The research found that a standard Andrex four-pack of toilet rolls used to have 240 sheets – it’s now got just 221 sheets. The average price has stayed at £2, meaning you could now get less for your money.
A tube of Sensodyne Daily Care toothpaste was 100ml and it’s now 75ml. Morrisons had this at £4 and it’s now selling it for £3.49. Even though that’s cheaper, it’s actually more expensive per 100ml so you’d be worse off.
One of the worst deals is a packet of McVitie’s Dark Chocolate Digestives. That used to be 332g and it’s now just 300g. In Tesco, it was on sale for £1.59 before the shrink and it’s now 10p more expensive at £1.69. It’s still £1 in Asda so at first glance, you wouldn’t realise you were losing out and actually getting less for the same price.
What to buy instead
With products getting smaller but not getting any cheaper, the best way to save is to check the ‘unit cost’ of what you’re buying. You can find this under the price on shelves – so a £2 box of cereal at 750g would cost 26.7p per 100g.

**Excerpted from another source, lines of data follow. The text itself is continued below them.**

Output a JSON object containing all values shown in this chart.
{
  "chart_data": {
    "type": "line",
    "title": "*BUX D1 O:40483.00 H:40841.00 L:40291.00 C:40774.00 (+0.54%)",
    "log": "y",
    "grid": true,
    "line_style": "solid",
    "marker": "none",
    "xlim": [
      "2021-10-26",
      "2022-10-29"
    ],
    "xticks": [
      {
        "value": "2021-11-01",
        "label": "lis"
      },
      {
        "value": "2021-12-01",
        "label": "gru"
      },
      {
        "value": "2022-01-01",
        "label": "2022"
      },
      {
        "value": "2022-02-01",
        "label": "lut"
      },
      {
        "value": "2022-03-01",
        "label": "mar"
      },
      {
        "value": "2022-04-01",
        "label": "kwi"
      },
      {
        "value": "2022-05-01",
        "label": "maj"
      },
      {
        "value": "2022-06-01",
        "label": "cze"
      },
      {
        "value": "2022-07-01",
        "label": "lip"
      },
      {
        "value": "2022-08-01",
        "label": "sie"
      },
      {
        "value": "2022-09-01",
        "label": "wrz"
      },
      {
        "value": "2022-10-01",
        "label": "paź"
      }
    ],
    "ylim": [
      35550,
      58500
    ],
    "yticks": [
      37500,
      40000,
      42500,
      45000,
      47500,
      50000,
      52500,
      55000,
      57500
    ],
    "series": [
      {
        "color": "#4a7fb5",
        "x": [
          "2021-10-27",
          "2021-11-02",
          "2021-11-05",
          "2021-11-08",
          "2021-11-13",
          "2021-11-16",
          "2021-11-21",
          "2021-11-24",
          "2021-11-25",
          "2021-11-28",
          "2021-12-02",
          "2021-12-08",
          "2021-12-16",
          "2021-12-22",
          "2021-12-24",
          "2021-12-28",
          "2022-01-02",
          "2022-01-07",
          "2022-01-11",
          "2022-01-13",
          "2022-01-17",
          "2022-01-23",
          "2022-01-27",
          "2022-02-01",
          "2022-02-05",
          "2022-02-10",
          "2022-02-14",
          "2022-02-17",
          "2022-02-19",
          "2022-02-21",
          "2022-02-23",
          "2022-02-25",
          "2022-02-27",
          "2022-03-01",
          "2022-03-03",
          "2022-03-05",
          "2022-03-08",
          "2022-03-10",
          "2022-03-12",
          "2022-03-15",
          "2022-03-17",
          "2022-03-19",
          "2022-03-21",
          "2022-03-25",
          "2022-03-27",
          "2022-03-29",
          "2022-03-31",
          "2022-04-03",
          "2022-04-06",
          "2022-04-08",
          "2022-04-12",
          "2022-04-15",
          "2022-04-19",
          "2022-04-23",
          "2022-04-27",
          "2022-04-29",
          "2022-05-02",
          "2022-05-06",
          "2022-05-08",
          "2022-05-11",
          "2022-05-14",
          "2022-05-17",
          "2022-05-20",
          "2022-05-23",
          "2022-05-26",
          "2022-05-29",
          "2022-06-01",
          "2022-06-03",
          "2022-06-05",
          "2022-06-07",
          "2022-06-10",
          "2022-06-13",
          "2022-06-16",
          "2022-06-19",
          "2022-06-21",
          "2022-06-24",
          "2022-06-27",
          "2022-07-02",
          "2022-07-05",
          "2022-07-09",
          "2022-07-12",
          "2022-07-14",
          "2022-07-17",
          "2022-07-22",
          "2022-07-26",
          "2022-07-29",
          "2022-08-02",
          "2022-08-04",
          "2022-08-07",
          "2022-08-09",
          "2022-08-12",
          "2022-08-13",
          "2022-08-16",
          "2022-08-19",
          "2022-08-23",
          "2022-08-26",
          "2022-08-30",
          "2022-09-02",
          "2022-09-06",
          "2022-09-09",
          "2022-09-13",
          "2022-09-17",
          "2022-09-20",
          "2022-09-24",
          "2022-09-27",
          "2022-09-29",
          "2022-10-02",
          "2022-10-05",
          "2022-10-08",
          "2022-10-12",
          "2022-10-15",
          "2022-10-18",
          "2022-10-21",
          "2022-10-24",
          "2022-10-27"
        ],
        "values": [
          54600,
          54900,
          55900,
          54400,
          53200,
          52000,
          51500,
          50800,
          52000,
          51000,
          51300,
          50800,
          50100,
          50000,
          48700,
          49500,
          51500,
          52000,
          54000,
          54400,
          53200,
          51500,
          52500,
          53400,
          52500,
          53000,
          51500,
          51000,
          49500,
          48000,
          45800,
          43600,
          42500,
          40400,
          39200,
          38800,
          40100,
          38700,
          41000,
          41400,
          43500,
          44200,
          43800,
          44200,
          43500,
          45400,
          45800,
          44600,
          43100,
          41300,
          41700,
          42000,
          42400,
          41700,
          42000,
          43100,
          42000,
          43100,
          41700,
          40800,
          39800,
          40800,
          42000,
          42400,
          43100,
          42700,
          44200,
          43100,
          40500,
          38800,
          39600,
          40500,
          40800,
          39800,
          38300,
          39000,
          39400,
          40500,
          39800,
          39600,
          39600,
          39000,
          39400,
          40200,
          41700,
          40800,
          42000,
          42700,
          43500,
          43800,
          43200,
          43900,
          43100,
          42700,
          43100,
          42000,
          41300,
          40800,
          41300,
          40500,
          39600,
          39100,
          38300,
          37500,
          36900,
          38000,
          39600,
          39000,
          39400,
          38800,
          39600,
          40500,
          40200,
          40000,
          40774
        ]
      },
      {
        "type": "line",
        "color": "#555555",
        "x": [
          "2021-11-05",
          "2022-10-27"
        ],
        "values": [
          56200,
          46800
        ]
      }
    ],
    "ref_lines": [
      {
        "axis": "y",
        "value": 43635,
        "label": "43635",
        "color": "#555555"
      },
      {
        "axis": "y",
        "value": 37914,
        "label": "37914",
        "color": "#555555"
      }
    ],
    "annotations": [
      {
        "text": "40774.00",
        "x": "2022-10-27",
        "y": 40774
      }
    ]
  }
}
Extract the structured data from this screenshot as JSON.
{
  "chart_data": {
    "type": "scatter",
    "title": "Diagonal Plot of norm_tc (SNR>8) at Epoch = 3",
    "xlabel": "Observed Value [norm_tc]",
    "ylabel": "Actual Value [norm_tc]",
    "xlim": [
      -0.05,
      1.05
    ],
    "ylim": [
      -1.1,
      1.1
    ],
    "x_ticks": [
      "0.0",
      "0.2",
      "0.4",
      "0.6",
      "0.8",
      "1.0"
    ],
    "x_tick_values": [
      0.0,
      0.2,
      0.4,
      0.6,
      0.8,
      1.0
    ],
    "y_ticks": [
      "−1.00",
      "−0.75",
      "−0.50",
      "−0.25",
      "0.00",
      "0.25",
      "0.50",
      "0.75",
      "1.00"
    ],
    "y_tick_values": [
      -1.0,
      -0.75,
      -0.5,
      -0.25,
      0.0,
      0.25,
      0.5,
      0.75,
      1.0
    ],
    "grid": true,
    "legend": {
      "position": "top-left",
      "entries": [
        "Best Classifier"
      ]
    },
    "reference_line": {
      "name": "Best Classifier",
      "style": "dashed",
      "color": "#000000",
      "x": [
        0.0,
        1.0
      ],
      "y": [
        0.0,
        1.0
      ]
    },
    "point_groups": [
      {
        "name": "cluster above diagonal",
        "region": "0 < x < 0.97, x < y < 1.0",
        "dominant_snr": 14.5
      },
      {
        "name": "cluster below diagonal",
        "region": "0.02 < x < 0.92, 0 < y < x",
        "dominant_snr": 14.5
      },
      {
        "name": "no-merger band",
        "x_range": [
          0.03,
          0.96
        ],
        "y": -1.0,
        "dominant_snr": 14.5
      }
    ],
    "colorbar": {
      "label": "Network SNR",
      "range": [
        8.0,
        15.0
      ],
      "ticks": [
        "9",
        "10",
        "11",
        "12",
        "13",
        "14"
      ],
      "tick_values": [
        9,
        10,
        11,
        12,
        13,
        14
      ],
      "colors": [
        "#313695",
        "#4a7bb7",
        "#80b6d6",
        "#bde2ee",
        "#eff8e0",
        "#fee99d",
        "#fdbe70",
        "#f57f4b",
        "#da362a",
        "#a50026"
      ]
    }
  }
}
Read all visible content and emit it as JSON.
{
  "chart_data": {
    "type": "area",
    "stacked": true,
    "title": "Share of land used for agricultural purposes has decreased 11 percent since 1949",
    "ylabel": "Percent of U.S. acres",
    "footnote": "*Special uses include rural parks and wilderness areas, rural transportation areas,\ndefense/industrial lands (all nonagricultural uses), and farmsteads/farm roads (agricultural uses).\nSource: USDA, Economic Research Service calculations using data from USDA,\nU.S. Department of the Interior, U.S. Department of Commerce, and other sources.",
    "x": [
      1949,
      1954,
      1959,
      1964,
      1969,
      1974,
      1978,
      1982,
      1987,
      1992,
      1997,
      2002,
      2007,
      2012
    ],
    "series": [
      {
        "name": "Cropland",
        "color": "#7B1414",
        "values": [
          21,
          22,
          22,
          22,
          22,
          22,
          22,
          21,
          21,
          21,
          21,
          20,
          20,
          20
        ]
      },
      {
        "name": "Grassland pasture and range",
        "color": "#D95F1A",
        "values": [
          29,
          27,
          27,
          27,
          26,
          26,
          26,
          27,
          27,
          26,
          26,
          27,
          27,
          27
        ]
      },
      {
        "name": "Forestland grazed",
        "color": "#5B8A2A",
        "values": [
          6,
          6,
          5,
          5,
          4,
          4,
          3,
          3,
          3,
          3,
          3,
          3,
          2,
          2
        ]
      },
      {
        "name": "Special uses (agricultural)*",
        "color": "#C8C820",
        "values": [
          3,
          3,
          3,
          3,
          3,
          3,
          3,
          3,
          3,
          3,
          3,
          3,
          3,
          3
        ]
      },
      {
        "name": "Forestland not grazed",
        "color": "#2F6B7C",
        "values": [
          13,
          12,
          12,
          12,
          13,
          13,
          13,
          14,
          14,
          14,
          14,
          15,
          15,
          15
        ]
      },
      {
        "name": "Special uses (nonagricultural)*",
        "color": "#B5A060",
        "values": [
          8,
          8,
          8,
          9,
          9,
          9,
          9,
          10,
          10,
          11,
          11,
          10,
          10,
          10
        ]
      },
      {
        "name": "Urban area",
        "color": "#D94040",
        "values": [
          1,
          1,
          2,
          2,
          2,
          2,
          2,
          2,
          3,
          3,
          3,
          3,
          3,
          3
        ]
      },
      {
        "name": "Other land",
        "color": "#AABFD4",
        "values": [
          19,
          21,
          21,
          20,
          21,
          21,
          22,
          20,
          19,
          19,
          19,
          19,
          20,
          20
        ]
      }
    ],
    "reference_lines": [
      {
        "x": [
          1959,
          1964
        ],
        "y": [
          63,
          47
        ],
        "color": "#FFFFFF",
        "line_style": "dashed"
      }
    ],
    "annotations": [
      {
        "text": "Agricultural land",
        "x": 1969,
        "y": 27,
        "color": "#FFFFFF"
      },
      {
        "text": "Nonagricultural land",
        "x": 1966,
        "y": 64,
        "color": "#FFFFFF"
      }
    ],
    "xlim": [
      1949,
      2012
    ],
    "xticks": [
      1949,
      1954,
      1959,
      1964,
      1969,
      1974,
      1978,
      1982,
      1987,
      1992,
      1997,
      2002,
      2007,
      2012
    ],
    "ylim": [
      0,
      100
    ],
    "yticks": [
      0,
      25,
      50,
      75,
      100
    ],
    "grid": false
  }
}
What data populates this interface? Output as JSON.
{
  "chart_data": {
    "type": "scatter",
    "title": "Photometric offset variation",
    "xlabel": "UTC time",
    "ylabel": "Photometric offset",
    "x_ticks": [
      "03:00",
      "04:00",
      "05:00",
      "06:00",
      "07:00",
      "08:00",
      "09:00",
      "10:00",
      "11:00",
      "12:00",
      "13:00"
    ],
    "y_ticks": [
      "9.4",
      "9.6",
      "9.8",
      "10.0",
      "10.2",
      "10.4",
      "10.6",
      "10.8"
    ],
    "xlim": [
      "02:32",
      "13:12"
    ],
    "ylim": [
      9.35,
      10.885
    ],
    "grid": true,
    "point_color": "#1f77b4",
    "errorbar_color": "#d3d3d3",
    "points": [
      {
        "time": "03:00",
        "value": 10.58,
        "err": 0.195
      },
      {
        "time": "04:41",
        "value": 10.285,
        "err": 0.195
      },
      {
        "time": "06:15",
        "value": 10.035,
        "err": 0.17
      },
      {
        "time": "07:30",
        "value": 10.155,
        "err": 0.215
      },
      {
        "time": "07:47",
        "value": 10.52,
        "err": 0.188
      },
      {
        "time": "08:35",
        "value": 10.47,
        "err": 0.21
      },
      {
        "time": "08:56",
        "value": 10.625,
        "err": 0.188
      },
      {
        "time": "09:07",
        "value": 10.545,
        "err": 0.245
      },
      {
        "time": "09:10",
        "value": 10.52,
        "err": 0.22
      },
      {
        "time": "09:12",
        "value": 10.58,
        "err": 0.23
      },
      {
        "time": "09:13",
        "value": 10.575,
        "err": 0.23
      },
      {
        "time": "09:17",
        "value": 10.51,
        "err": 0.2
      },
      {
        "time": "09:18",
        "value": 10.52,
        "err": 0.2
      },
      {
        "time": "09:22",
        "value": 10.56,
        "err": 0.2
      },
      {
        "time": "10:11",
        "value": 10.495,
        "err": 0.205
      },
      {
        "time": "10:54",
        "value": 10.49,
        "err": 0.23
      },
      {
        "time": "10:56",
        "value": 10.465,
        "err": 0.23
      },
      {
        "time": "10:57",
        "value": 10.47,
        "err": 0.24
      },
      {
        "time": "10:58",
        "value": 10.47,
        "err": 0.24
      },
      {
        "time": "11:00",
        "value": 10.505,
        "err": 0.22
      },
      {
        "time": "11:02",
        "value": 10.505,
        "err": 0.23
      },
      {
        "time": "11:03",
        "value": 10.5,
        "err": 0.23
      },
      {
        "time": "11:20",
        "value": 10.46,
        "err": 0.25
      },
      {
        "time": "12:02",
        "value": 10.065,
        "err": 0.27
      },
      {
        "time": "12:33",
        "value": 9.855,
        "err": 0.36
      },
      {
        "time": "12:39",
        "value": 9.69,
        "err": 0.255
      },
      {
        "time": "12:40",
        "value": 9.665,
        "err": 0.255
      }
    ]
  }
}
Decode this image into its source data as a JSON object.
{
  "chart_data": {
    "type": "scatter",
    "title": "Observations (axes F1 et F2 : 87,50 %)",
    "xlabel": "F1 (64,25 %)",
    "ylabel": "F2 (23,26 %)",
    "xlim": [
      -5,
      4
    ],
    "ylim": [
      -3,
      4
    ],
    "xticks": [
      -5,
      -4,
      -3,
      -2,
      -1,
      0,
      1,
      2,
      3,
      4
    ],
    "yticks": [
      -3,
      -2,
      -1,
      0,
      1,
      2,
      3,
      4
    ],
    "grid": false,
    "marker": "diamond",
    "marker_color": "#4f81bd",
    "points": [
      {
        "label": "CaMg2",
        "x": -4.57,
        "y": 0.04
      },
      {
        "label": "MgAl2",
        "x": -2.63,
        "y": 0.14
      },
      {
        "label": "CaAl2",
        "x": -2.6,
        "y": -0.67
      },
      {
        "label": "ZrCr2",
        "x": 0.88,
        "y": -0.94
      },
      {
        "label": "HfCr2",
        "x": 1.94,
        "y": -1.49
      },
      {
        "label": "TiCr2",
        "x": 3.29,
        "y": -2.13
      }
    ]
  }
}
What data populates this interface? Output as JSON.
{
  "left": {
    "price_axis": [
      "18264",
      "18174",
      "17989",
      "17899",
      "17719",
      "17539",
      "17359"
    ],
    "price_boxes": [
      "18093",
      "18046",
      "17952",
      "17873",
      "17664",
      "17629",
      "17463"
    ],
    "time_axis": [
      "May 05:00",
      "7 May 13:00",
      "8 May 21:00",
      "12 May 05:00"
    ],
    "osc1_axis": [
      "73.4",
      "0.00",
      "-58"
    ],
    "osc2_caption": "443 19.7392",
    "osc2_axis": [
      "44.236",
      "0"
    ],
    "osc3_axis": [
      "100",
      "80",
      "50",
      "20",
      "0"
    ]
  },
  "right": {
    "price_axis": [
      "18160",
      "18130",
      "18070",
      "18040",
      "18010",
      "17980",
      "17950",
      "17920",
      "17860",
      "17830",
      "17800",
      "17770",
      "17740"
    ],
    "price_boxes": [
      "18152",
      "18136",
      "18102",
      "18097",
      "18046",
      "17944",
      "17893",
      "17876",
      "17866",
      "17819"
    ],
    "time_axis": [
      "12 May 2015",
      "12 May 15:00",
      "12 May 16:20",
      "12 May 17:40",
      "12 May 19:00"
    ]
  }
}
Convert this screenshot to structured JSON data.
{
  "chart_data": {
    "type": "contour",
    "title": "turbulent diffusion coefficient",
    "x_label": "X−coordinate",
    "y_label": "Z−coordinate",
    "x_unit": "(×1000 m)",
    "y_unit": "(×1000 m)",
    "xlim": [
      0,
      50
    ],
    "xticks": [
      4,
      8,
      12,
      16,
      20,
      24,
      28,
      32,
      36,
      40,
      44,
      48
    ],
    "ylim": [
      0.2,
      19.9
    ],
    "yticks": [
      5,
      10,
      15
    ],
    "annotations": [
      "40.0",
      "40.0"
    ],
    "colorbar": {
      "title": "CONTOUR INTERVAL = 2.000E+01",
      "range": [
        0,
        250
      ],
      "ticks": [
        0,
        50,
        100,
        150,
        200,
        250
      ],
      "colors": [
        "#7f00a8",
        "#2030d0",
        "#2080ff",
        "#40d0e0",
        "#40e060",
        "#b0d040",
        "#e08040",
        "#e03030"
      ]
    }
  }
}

This is helpful when you’re trying to work out the real cost for comparison between products. When you look at the unit costs of two items, you might find out that a bigger product is actually better value.
For example, you might see a 500g box of fish fingers for £2 and a 250g box for £1.50. Even though the 500g box is more expensive, its unit price is cheaper – 40p per 100g compared to 60p per 100g for the smaller box.
That means that it can often be better to buy and bulk and save money over the long-term. Don’t assume this will always be the case – you should check the unit price on the shelf to see which gives you the most for your money.
The only time you shouldn’t buy in bulk is if you’re buying something that will go off before you use it all. For example, if you’re buying fresh fruit or vegetables and you think half the packet will go to waste, buy the size you need instead. After all, you won’t be saving any money if you have to throw tons of food away.